I have known for a while now that this needed to happen but I have been fighting it . . . kicking against the pricks as usual. It is easier to stay where I am. I am comfortable and in a routine. I have memories that are so precious to me that reside here. I know what to expect. Yet I know half of what I need to do. Got to love knowing just the half with everything else in the dark!
I purchased my home in January of 1999 . . . yes that was 13 years ago. I never intended to be there as long as I have since I figured that life would bring me a family and we would grow out of my small home. That didn’t happen. Instead I was blessed with some of the dearest friends of my life, memories I wouldn’t trade for anything, and wards and priesthood leadership that help shape who I am.
Today I am putting my home on the market. It is something that I have looked at as a root but is truly just a branch. It is a branch that is ready to come down. However it is a branch that is still painful to cut off. The only reason I am able to do it is because I know that it is time. I have felt nothing but peaceful about it since I finally stopped fighting it and made the decision.

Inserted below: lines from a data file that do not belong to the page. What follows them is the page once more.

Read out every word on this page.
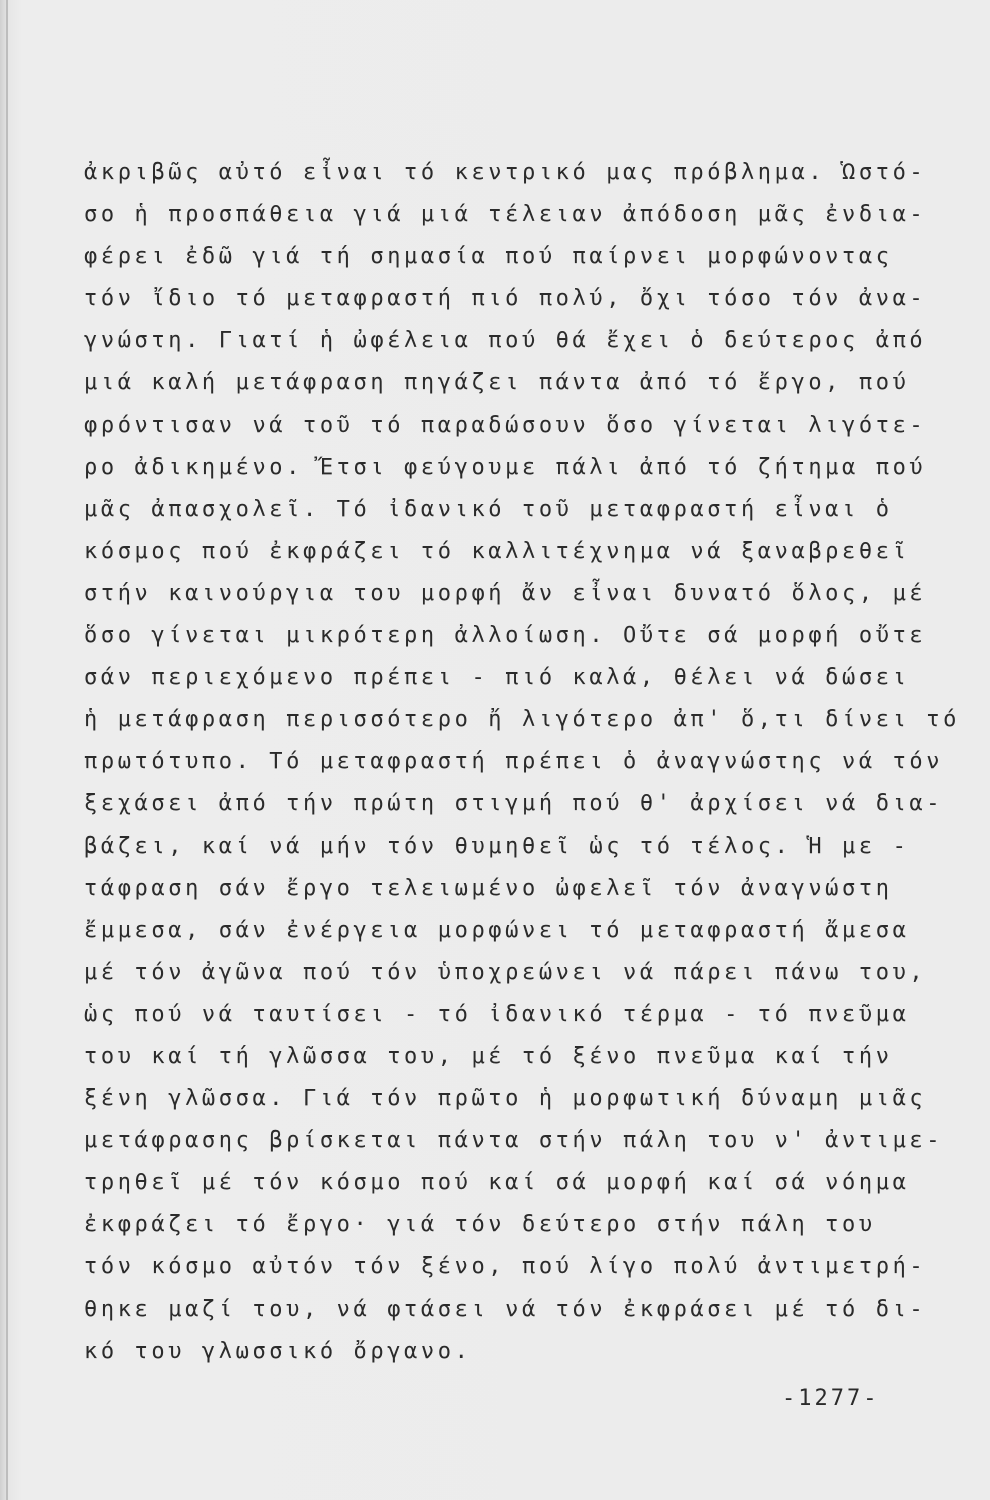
ἀκριβῶς αὐτό εἶναι τό κεντρικό μας πρόβλημα. Ὡστό-
σο ἡ προσπάθεια γιά μιά τέλειαν ἀπόδοση μᾶς ἐνδια-
φέρει ἐδῶ γιά τή σημασία πού παίρνει μορφώνοντας
τόν ἴδιο τό μεταφραστή πιό πολύ, ὄχι τόσο τόν ἀνα-
γνώστη. Γιατί ἡ ὠφέλεια πού θά ἔχει ὁ δεύτερος ἀπό
μιά καλή μετάφραση πηγάζει πάντα ἀπό τό ἔργο, πού
φρόντισαν νά τοῦ τό παραδώσουν ὅσο γίνεται λιγότε-
ρο ἀδικημένο. Ἔτσι φεύγουμε πάλι ἀπό τό ζήτημα πού
μᾶς ἀπασχολεῖ. Τό ἰδανικό τοῦ μεταφραστή εἶναι ὁ
κόσμος πού ἐκφράζει τό καλλιτέχνημα νά ξαναβρεθεῖ
στήν καινούργια του μορφή ἄν εἶναι δυνατό ὅλος, μέ
ὅσο γίνεται μικρότερη ἀλλοίωση. Οὔτε σά μορφή οὔτε
σάν περιεχόμενο πρέπει - πιό καλά, θέλει νά δώσει
ἡ μετάφραση περισσότερο ἤ λιγότερο ἀπ' ὅ,τι δίνει τό
πρωτότυπο. Τό μεταφραστή πρέπει ὁ ἀναγνώστης νά τόν
ξεχάσει ἀπό τήν πρώτη στιγμή πού θ' ἀρχίσει νά δια-
βάζει, καί νά μήν τόν θυμηθεῖ ὡς τό τέλος. Ἡ με -
τάφραση σάν ἔργο τελειωμένο ὠφελεῖ τόν ἀναγνώστη
ἔμμεσα, σάν ἐνέργεια μορφώνει τό μεταφραστή ἄμεσα
μέ τόν ἀγῶνα πού τόν ὑποχρεώνει νά πάρει πάνω του,
ὡς πού νά ταυτίσει - τό ἰδανικό τέρμα - τό πνεῦμα
του καί τή γλῶσσα του, μέ τό ξένο πνεῦμα καί τήν
ξένη γλῶσσα. Γιά τόν πρῶτο ἡ μορφωτική δύναμη μιᾶς
μετάφρασης βρίσκεται πάντα στήν πάλη του ν' ἀντιμε-
τρηθεῖ μέ τόν κόσμο πού καί σά μορφή καί σά νόημα
ἐκφράζει τό ἔργο· γιά τόν δεύτερο στήν πάλη του
τόν κόσμο αὐτόν τόν ξένο, πού λίγο πολύ ἀντιμετρή-
θηκε μαζί του, νά φτάσει νά τόν ἐκφράσει μέ τό δι-
κό του γλωσσικό ὄργανο.
-1277-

Peace is what I feel about that decision . . . anxiety is what I feel about what I am supposed to do now. I keep myself sane trying to convince myself that it will take at least 18-months for it to actually sell and that will give me some time to determine what I am supposed to do next. My options are: buy a house somewhere in either Salt Lake or Davis County, move to a different State, or move out of the Country (Israel at the top of that list).
My greatest fear with this whole thing is that my house will sell quicker than I am ready to make a final decision. I suppose that a cardboard box under the viaduct is always an option. I’m doing what I know I should but it scares the heck out of me because I am completely blind as to what the outcome will bring. I can only pray that I really am doing what is right.